A transcendência deste acordo humanitário radica em que, pela primeira vez, nos 50 anos de confrontação armada entre a insurgência colombiana e a Força Pública, se alcança uma concertação entre guerrilheiros e militares para adiantar uma tarefa que os compromete a ambos com a paz. Em todas as fases e equipes de coordenação do projeto estará presente pessoal tanto do Exército como das FARC-EP e de APN, que é quem lidera e coordena a execução do projeto.
Além do alívio que representa para as comunidades, seu êxito contribuirá para gerar a confiança necessária entre as partes enfrentadas militarmente, em momentos em que se aborda o tema do cessar-fogo bilateral e o eventual cumprimento de um armistício.

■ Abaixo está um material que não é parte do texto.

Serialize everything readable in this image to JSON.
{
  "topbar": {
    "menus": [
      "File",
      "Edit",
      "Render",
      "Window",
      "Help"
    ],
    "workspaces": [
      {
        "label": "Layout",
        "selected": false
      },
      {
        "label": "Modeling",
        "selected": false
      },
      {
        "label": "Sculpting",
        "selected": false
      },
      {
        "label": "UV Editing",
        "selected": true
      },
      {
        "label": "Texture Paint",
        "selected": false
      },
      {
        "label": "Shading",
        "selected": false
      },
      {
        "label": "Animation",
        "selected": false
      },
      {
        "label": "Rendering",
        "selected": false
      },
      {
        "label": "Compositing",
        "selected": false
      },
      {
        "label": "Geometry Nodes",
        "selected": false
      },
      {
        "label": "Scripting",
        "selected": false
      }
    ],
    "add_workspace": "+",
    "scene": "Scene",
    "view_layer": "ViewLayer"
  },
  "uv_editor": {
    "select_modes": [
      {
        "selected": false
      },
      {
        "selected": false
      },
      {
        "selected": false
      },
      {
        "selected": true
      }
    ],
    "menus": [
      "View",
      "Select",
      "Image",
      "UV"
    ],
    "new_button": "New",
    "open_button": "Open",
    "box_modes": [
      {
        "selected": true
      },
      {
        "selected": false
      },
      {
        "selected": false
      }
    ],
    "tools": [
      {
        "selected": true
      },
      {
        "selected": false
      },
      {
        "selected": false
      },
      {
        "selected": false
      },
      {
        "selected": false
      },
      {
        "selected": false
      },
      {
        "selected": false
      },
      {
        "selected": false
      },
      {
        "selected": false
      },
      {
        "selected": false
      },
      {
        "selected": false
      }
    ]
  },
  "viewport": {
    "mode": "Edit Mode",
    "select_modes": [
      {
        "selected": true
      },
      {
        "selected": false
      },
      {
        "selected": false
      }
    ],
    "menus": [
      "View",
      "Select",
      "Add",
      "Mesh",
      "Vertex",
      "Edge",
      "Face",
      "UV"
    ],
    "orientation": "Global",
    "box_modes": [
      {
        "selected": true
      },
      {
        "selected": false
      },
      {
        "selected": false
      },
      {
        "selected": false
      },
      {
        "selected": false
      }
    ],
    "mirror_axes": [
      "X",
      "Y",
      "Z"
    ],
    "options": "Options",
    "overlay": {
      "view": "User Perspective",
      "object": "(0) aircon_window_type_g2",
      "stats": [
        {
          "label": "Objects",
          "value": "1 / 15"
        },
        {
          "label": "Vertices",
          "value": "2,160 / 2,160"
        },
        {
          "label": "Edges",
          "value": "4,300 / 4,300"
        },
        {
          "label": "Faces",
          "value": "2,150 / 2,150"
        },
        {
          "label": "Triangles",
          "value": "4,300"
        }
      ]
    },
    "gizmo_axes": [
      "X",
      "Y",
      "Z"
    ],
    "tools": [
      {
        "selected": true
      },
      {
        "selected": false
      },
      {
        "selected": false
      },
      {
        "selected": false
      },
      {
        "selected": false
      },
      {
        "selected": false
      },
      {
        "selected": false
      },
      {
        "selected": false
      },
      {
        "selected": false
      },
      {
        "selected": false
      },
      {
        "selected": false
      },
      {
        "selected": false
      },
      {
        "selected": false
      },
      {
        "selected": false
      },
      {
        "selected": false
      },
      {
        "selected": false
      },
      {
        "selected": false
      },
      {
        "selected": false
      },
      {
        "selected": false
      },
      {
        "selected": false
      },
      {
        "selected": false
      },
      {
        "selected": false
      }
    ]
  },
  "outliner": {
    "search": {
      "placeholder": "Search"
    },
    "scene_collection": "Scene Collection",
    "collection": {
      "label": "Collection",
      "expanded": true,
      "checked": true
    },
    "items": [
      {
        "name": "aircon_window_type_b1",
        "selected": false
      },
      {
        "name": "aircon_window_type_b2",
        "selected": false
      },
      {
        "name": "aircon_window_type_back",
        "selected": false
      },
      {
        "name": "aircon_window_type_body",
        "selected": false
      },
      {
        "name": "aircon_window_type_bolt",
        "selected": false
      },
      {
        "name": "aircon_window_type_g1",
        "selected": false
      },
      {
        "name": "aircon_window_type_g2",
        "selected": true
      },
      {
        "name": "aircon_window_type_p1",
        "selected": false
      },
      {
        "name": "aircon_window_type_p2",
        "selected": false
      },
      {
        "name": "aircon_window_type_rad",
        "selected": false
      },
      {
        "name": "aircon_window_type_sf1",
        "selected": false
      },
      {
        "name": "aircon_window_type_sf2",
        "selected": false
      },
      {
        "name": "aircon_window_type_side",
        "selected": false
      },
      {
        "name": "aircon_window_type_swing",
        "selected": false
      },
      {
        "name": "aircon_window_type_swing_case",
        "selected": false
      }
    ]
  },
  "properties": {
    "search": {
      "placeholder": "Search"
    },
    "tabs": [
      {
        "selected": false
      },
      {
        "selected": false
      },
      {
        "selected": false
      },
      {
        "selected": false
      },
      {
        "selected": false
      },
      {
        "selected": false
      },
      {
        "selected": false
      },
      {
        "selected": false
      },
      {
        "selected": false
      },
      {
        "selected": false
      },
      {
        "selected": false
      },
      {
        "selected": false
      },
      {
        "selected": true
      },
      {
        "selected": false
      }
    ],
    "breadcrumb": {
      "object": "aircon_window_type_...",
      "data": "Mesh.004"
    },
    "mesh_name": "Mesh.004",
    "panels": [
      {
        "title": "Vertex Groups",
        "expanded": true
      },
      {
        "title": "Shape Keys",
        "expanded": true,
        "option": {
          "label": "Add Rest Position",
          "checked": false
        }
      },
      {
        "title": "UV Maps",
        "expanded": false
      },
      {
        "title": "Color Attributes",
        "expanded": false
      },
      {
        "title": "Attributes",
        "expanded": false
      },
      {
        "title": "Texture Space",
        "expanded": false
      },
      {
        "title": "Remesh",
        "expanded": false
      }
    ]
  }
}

Por outra parte, a segunda rodada de trabalho da Subcomissão Técnica foi encerrada na sexta-feira 27 de março pelo Comandante Carlos Antonio Lozada, chefe da Subcomissão Técnica das FARC-EP, quem ressaltou os avanços alcançados e apontou que: “vai chegando o momento de alistar somente as armas de nossas ideias, de nossa inteligência e criatividade para encarar a mais dura e difícil de todas as batalhas: a de unir-nos para derrotar para sempre a confrontação entre irmãos”. Ler Palavras de despedida dirigidas à subcomissão técnica do governo.
Dois dias antes, o chefe insurgente havia expressado o beneplácito das FARC-EP pela declaração que fizera em Bogotá o chanceler da Rússia, Serguei Lavrov, em apoio aos esforços de paz que têm como sede Havana.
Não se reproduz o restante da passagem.